Das Zwangsgeld wird verwendet bzw. ist eine Methode um zwangsweise gerichtliche oder behördliche Verhaltenspflichten zur Durchsetzung zu bringen. Die Pflicht kann nur der Verpflichtete selbst erbringe, daher stellt dies eine unvertretbare Handlung dar. Das Zwangsgeld setzt kein Verschulden voraus, es ist ein in die Zukunft gerichtetes Beugemittel und ist daher kein Straf- oder Bußgeld. Dem Verpflichteten wird einfach ein Wille aufgezwungen. Die Höhe des Zwanggeldes liegt im Verwaltungszwangsverfahren zwischen 1,50 bis zu 1.000,– Euro. Im Gegensatz dazu ist das Zwangsgeld im Zwangsvollstreckungsverfahren von 5,– bis 25.000,– Euro beträchtlich höher angesetzt. Folglich sind Zwangsgelder im gerichtlichen Zwangsvollstreckungsverfahren und im Verwaltungsvollstreckungsverfahren vorgesehen.

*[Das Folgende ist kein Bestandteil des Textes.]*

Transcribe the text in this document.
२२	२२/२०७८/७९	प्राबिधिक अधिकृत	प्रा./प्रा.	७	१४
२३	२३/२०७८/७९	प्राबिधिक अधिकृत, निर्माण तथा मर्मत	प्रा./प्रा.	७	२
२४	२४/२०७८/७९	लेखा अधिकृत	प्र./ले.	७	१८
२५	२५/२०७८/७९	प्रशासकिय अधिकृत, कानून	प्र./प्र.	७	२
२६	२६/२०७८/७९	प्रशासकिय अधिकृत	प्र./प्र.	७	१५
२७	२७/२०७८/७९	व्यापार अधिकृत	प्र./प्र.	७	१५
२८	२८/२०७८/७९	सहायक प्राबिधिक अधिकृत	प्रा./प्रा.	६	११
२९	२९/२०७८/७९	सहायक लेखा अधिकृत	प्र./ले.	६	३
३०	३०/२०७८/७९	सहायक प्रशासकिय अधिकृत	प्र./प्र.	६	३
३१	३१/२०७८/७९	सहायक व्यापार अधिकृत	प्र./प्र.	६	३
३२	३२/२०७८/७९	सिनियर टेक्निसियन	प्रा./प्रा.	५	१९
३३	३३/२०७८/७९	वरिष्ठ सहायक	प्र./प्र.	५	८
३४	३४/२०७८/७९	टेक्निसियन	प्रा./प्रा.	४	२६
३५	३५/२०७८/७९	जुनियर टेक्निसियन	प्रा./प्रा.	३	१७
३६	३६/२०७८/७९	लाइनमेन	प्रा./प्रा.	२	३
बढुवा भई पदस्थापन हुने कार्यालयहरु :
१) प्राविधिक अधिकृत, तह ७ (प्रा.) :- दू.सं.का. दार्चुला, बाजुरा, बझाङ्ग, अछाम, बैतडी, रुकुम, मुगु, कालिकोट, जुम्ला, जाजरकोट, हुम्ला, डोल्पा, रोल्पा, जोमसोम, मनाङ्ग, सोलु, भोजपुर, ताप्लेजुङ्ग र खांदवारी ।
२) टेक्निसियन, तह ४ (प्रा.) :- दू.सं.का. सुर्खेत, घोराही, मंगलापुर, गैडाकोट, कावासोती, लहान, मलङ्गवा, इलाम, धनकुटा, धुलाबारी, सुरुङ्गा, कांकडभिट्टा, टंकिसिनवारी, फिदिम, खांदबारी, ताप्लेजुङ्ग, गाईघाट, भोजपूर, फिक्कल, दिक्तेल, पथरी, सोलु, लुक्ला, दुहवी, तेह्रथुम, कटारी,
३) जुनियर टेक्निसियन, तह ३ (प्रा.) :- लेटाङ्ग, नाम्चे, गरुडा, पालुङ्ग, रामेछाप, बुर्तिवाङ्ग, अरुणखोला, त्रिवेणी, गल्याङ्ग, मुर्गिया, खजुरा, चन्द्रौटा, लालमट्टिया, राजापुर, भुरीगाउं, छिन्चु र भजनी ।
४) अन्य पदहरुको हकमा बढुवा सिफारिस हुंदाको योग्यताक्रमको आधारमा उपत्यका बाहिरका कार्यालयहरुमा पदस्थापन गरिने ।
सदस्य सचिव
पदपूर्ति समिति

Wenn der Verpflichtete seinem Zwangsgeld nicht nachkommt oder seinen Verhaltenspflichten dann können weitere Zwangsgelder festgelegt, und sogar das Mittel der Ersatz-Zwangshaft kann vorgesehen werden. Kann abgeschätzt werden, dass Zwangsgeld von vornherein nicht bezahlt wird oder die Eintreibung aussichtslos ist, kann sofort Zwanghaft beantragt werden.